Getting kids to think and act differently is the holy grail of behavior change advertising and a huge first step to benefit public health while FDA is moving to enact other policy interventions to decrease the appeal, toxicity and addictiveness of tobacco products soon.

And now, for the first time, we’re expanding “The Real Cost” to specifically target youth use of e-cigarettes and other ENDS through campaign advertising. Heredisclaimer icon is the first-ever public look at the e-cigarette spot we call “Hacked,” an ad under the “The Real Cost” umbrella that will begin running online next week.

This is an exciting and important start for our public education campaigns.
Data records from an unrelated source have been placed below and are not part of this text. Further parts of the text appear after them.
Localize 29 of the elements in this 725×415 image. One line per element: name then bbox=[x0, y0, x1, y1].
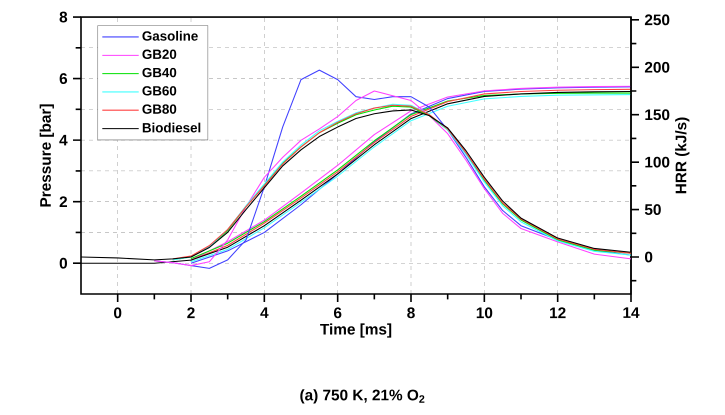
x-tick-label: 14 bbox=[623, 307, 640, 318]
x-tick-label: 4 bbox=[260, 307, 269, 318]
y2-tick-label: 100 bbox=[645, 156, 670, 168]
legend-label: Gasoline bbox=[142, 30, 198, 41]
y2-tick-label: 250 bbox=[644, 14, 670, 26]
y-tick-label: 4 bbox=[59, 134, 68, 146]
x-tick-label: 0 bbox=[114, 307, 122, 318]
y-axis-title: Pressure [bar] bbox=[40, 104, 54, 206]
legend-label: GB40 bbox=[142, 68, 176, 78]
x-tick-label: 12 bbox=[550, 307, 566, 318]
y-tick-label: 6 bbox=[60, 73, 68, 84]
x-tick-label: 6 bbox=[334, 307, 342, 318]
text: (a) 750 K, 21% O$_{2}$ bbox=[300, 389, 424, 404]
legend-label: GB20 bbox=[142, 50, 176, 59]
y2-axis-title: HRR (kJ/s) bbox=[675, 118, 690, 194]
y2-tick-label: 50 bbox=[644, 204, 661, 215]
legend-label: GB80 bbox=[142, 104, 176, 114]
y2-tick-label: 0 bbox=[644, 252, 652, 262]
y-tick-label: 2 bbox=[60, 196, 67, 208]
y-tick-label: 0 bbox=[60, 258, 67, 269]
y-tick-label: 8 bbox=[60, 12, 68, 22]
legend-label: Biodiesel bbox=[142, 122, 200, 132]
y2-tick-label: 200 bbox=[644, 62, 670, 73]
x-axis-title: Time [ms] bbox=[320, 323, 392, 338]
x-tick-label: 8 bbox=[407, 307, 415, 318]
legend-label: GB60 bbox=[142, 86, 176, 96]
x-tick-label: 10 bbox=[476, 307, 492, 318]
y2-tick-label: 150 bbox=[645, 109, 670, 120]
x-tick-label: 2 bbox=[187, 307, 195, 318]
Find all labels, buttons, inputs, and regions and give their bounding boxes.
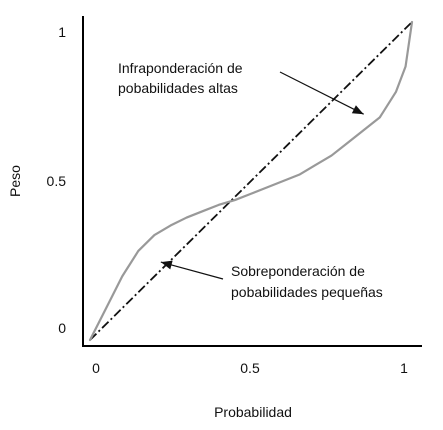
x-tick-label-2: 1 [400,360,408,376]
upper-annotation-arrow [279,71,364,115]
y-axis-title: Peso [7,165,23,197]
lower-annotation-arrow-head [160,260,173,270]
upper-annotation-arrow-head [351,105,364,115]
x-tick-label-0: 0 [92,360,100,376]
y-tick-label-0: 0 [58,320,66,336]
upper-annotation-arrow-shaft [279,71,364,115]
y-tick-label-2: 1 [58,24,66,40]
lower-annotation-arrow [160,260,224,280]
y-tick-label-1: 0.5 [47,173,67,189]
annotation-lower-line-1: Sobreponderación de [231,263,365,279]
annotation-upper-line-1: Infraponderación de [118,60,243,76]
annotation-lower-line-2: pobabilidades pequeñas [231,284,383,300]
annotation-upper-line-2: pobabilidades altas [118,80,238,96]
weighting-curve-line [88,20,414,342]
x-axis-title: Probabilidad [214,404,292,420]
x-tick-label-1: 0.5 [240,360,260,376]
reference-diagonal-line [89,21,413,341]
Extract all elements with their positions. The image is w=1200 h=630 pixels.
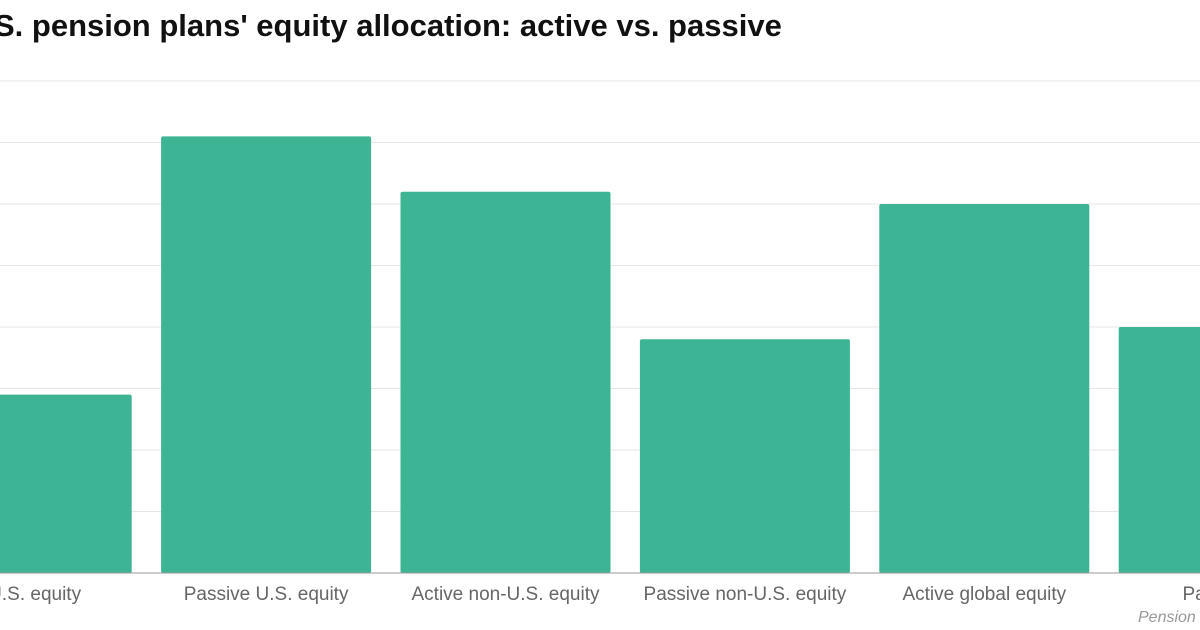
x-tick-label: Active non-U.S. equity — [412, 584, 600, 605]
x-tick-label: Active global equity — [902, 584, 1066, 605]
bar — [161, 136, 372, 573]
bar — [639, 339, 850, 573]
x-tick-label: Passive non-U.S. equity — [644, 584, 847, 605]
bar — [400, 191, 611, 573]
x-tick-label: Passive g — [1183, 584, 1200, 605]
x-tick-label: e U.S. equity — [0, 584, 82, 605]
x-tick-label: Passive U.S. equity — [184, 584, 349, 605]
source: Pension — [1138, 609, 1196, 626]
bar — [1118, 327, 1200, 573]
bar — [0, 394, 132, 573]
bar — [879, 204, 1090, 573]
chart-title: S. pension plans' equity allocation: act… — [0, 8, 782, 43]
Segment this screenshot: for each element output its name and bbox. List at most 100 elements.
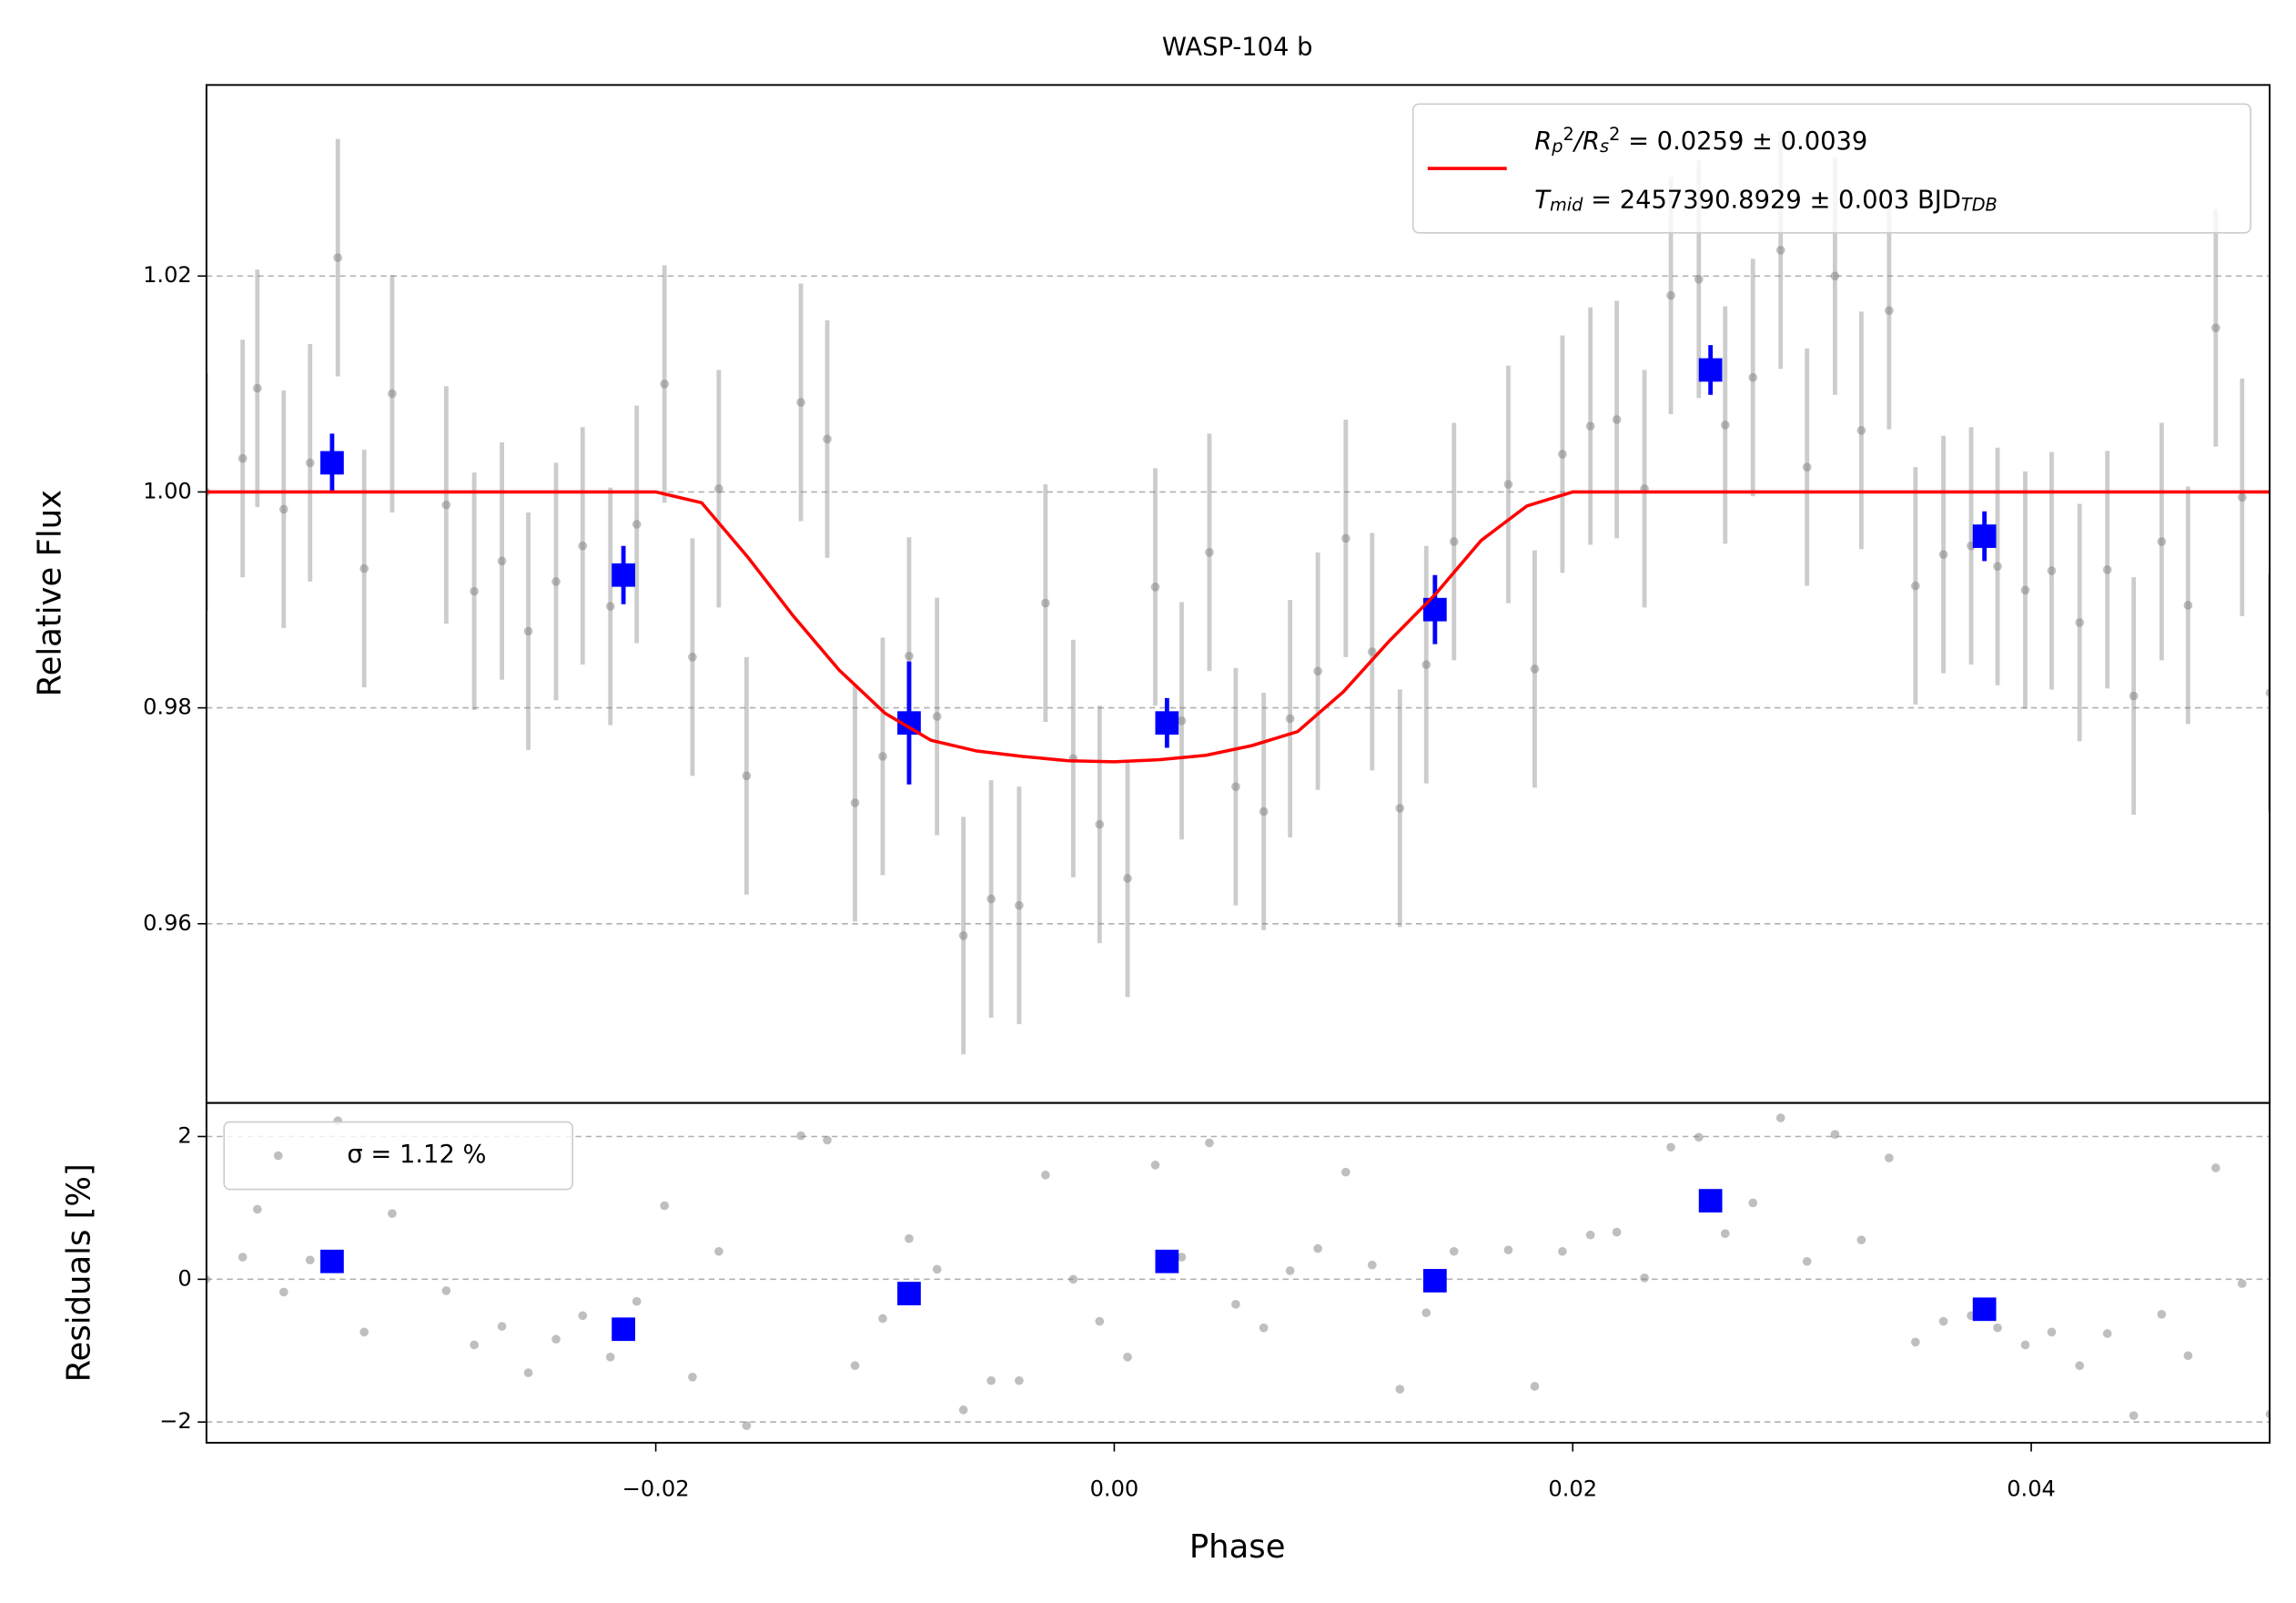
data-point [305,1255,315,1265]
data-point [1530,665,1540,674]
data-point [551,577,561,586]
data-point [238,453,248,463]
data-point [1885,1153,1894,1162]
data-point [1666,290,1675,300]
data-point [578,1311,588,1321]
data-point [1830,271,1840,281]
data-point [2075,1361,2085,1371]
data-point [878,1314,887,1324]
data-point [796,1131,805,1141]
data-point [497,556,507,566]
data-point [2102,564,2112,574]
data-point [1775,1113,1785,1122]
data-point [1123,1353,1132,1362]
data-point [206,1274,211,1284]
data-point [1993,1323,2002,1333]
binned-point [1155,1249,1179,1273]
data-point [1395,1385,1405,1394]
data-point [1585,1230,1595,1240]
x-axis-label: Phase [1189,1528,1286,1566]
data-point [1938,550,1948,560]
legend-label-part: T [1534,186,1552,214]
data-point [2183,1351,2193,1361]
data-point [932,1264,942,1274]
y-axis-label: Residuals [%] [60,1163,97,1382]
data-point [1775,245,1785,255]
data-point [497,1322,507,1331]
legend-label-part: = 0.0259 ± 0.0039 [1620,127,1867,156]
legend-label: σ = 1.12 % [347,1141,486,1169]
legend-label: Tmid = 2457390.8929 ± 0.003 BJDTDB [1534,186,1998,216]
data-point [958,1405,968,1415]
data-point [1938,1316,1948,1326]
data-point [823,1135,832,1145]
data-point [1395,804,1405,813]
data-point [742,1421,752,1430]
data-point [1259,1323,1269,1333]
binned-point [612,1317,635,1342]
data-point [1503,1245,1513,1255]
data-point [986,1375,996,1385]
legend-label-part: mid [1550,195,1583,216]
data-point [1095,1316,1105,1326]
data-point [2129,691,2139,701]
data-point [1231,782,1240,792]
legend-swatch [273,1151,283,1161]
data-point [388,389,397,399]
data-point [714,484,723,493]
data-point [1015,1375,1024,1385]
data-point [1720,1229,1730,1238]
data-point [2237,1279,2247,1288]
data-point [1558,450,1567,459]
data-point [688,1372,697,1382]
data-point [1123,874,1132,883]
data-point [2211,1163,2220,1172]
binned-point [612,563,635,587]
legend-label-part: R [1534,127,1552,156]
data-point [523,1368,533,1377]
data-point [1640,1273,1649,1283]
legend-label-part: s [1600,136,1609,157]
data-point [1150,582,1160,592]
binned-point [1972,1297,1997,1322]
plot-area [206,1113,2271,1430]
x-tick-label: 0.02 [1548,1476,1597,1501]
data-point [359,563,369,573]
data-point [470,1340,479,1350]
data-point [359,1327,369,1337]
model-line [206,490,2271,764]
data-point [278,1287,288,1297]
data-point [1367,647,1377,656]
data-point [1694,1132,1704,1142]
data-point [878,752,887,761]
axes-frame [205,1101,2271,1444]
data-point [2265,1409,2271,1419]
data-point [278,504,288,514]
data-point [441,500,451,510]
data-point [823,434,832,444]
data-point [1612,1227,1622,1237]
data-point [441,1286,451,1295]
data-point [1449,1246,1459,1256]
data-point [1231,1299,1240,1309]
data-point [958,931,968,940]
data-point [1802,462,1812,472]
data-point [1885,306,1894,316]
data-point [905,651,914,661]
data-point [1421,660,1431,669]
data-point [660,380,670,389]
data-point [1205,1138,1214,1148]
y-tick-label: 2 [177,1123,191,1149]
data-point [1694,274,1704,284]
data-point [2020,585,2030,595]
binned-point [320,1249,344,1273]
data-point [1177,1253,1187,1262]
binned-point [1422,1269,1447,1293]
data-point [742,771,752,781]
data-point [2183,601,2193,610]
data-point [660,1201,670,1211]
data-point [1911,1337,1920,1347]
binned-point [320,451,344,475]
data-point [252,1204,262,1214]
Beginning next week, new campaign content – including online video and radio ads – will appear on platforms such as YouTube, Hulu, and Spotify, as well as on the campaign’s website.

In addition to these new digital materials, we’re also planning to launch a full-scale campaign focused on youth use of e-cigarettes and other ENDS in 2018. Because, while we fully recognize the potential some of these products may have in transitioning smokers away from the most harmful forms of tobacco use, we also have to re-double our efforts to prevent youth from ever initiating with them.

The tobacco marketplace is clearly evolving at a rapid pace, and as regulators, we need to evolve as well.

Our new comprehensive plan will allow us to use our understanding of nicotine to reduce use of the most harmful tobacco products, help more addicted smokers quit, and enable those who still need or want it to get their nicotine from a potentially less harmful product.

Just as we look back and wonder how the Don Drapers of the world smoked so much, we can hope that our children and grandchildren are one day puzzled by the addictive cigarettes of the 20th and early 21st centuries.  Because unless we change course, 5.6 million children alive today will die prematurely later in life from tobacco use.

But this is our John Snow moment. We know the cause. And we know what we can do to prevent it. And by engaging with the people like those in this room, and working toward a common goal, we have the grand opportunity to save millions of lives and, in the process, achieve the greatest public health victory imaginable. Thank you.